Archaeological collections should be organized in a manner that will facilitate their continued use in research and contribute to their long-term preservation. Most collections submitted for long-term curation are recovered during research projects and represent physical evidence supporting inferences and conclusions reached in the project reports. The integrity of this research evidence must not be compromised by mixing materials and documents from different research projects, even through the different studies include material from the same site. For the same reason, materials from a given research project should not be divided among different repositories. The Archaeological Survey of Idaho repositories will not accept partial collections for curation. The Survey requires that all artifactual, environmental and documentary materials from a project should be submitted concurrently.
Within a given research project, materials should be sorted initially by site, if the collection represents more than one site and secondly in accordance with the artifact catalogue or in a manner consistent with the analytical categories used in the research project.
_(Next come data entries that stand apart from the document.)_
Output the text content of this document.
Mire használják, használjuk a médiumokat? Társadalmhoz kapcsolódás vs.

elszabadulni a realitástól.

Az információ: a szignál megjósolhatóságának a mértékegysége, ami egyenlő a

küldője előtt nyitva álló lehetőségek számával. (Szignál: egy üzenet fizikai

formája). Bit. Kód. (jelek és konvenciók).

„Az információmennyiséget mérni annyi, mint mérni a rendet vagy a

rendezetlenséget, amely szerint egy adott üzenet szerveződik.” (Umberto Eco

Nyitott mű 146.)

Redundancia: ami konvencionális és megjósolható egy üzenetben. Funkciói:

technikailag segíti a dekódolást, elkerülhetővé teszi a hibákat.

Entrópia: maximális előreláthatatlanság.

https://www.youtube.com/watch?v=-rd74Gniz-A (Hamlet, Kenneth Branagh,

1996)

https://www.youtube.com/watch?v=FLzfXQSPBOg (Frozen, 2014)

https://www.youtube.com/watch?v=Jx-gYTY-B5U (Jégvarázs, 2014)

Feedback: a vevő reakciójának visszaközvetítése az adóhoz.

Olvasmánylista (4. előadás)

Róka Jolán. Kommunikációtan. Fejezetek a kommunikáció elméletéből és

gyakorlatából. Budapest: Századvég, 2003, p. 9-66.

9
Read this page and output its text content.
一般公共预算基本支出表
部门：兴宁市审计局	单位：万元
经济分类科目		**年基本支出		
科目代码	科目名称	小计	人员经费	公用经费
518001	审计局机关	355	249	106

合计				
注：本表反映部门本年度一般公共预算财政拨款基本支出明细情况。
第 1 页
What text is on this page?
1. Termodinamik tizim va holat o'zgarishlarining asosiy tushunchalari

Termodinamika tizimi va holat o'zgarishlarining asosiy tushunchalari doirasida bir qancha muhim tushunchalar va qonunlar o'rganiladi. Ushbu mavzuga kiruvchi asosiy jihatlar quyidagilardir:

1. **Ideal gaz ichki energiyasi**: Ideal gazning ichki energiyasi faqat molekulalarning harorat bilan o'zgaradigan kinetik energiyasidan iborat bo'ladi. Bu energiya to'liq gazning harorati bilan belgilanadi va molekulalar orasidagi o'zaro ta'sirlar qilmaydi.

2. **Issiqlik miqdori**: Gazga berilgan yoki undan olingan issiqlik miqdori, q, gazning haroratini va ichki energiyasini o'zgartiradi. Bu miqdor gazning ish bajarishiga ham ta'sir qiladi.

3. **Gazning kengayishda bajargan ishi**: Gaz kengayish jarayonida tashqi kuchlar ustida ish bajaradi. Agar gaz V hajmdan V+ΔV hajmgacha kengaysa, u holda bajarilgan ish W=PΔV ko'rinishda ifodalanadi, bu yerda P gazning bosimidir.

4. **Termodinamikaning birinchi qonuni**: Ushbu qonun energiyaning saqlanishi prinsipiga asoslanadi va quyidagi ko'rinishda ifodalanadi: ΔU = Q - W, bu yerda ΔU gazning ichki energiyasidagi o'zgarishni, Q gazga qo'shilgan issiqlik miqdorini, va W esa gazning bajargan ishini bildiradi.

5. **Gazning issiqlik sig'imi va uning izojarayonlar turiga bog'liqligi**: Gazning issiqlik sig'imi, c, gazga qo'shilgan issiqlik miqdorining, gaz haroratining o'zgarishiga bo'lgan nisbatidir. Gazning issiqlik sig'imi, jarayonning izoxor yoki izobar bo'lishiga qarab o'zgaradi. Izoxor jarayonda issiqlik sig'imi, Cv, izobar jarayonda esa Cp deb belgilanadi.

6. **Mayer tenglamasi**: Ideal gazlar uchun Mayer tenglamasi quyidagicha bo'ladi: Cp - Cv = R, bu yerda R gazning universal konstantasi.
When bulk material such as flakes or sherds have been sampled for statistical analyses, the individual items making up the sample should be kept together for reference by subsequent researchers and not returned to bulk containers. Similarly, individual catalogued items selected for statistical samples should have the catalogue annotated to identify each individual item selected for a particular analysis, thus permitting that particular sample to be reassembled by subsequent researchers.
In order to provide appropriate storage for different kinds of materials, it is necessary to further organize collections into groups which require different storage environments. The following categories of materials reflect the increasing sensitivity to temperature and humidity conditions and can be used to guide the organization of collections for long-term curation:
Group A: Stable fired ceramics and stone (no salt issues)
- Inorganic architectural materials (plaster, brick)
Group B: Stable metal objects
- Stable glass objects
- Bagged Dry pollen, flotation and soil samples
- Bagged faunal remains
Group C: Worked bone, antler and shell
- Botanical specimens
- Wood, bark and basketry
Group D: Skin, Hide and Leather
Group E: Unstable (salt-contaminated) ceramics and stone
- Unstable glass
- Unstable metal
- Mummified animal remains
- Composite Objects
Items which require special storage conditions and items which are unusually significant or intrinsically valuable (e.g. coins, precious metals) should be separated from the rest of the collection and brought to the attention of the repository's staff so that they can be given immediate attention upon their delivery to the repository.